Gab es überhaupt schon einmal eine Demonstration von Männern gegen ihre strukturelle Benachteiligung in Deutschland und anderswo, z.B. gegen die lapidare, gerechtigkeitsverletzende Bemerkung “Frauen werden bei gleicher Eignung bevorzugt”, die es ja nun schon seit langer Zeit gibt und anscheinend von vielen Menschen und eben auch (aus unerfindlichen Gründen) Männern wie eine Normalität akzeptiert wird, oder auch nur gegen die Untätigkeit der Bildungspolitik mit Bezug auf die Nachteile ihrer Söhne in der Schule? Gab es Arbeitsniederlegungen bei Müllmännern und Kanalarbeitern, solange nicht eine Frauenquote von 30% verwirklicht ist? Gab es auch nur entsprechende Petitionen?
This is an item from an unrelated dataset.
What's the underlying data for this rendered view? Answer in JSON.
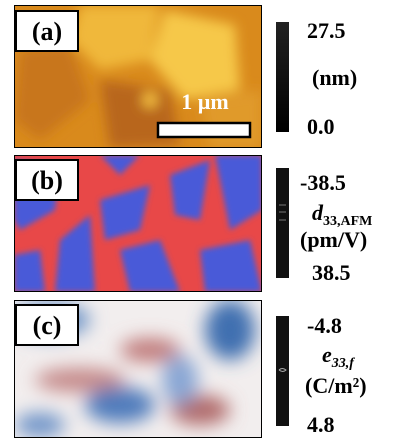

Muss man sich wundern, dass man immer weiter und weiter ausgebeutet, beschimpft und benachteiligt wird, wenn man auch angesichts der größten Hämmer nicht tätig wird?

Möglicherweise ist es unter der Würde so manchen Mannes, sich als ausgebeutet, beschimpft und benachteiligt zu betrachten, und das wäre ja die Voraussetzung dafür, damit anzufangen, sich zu wehren. Eine psychologisch schützende Ignoranz ist aber oft eine die eigenen Lebenschancen stark einschränkende Ingnoranz, denn die Realität bleibt die Realität.

So gesehen ist es irgendwie verständlich, dass manche Männer zu der Alternative finden, den nicht ausgebeuteten, bevorteilten weißen Mann zu markieren um den Preis, dass sie sich vor den Karren der angeblich armen, ausgebeuteten, benachteiligten Frauen spannen lassen und als feministische oder genderistische Karrieristen unterwegs sind; so kann man sich doppelt gut fühlen: man setzt sich für die armen benachteiligten Opfer (von wem auch immer) ein, und das kann man deshalb trefflich tun, weil man selbst ja keinerlei Notlagen kennt, keine Benachteiligungen, nichts dergleichen. Kurz: man bleibt der tolle Typ gerade dadurch, dass man den Opfer-Weibchen das Wort redet.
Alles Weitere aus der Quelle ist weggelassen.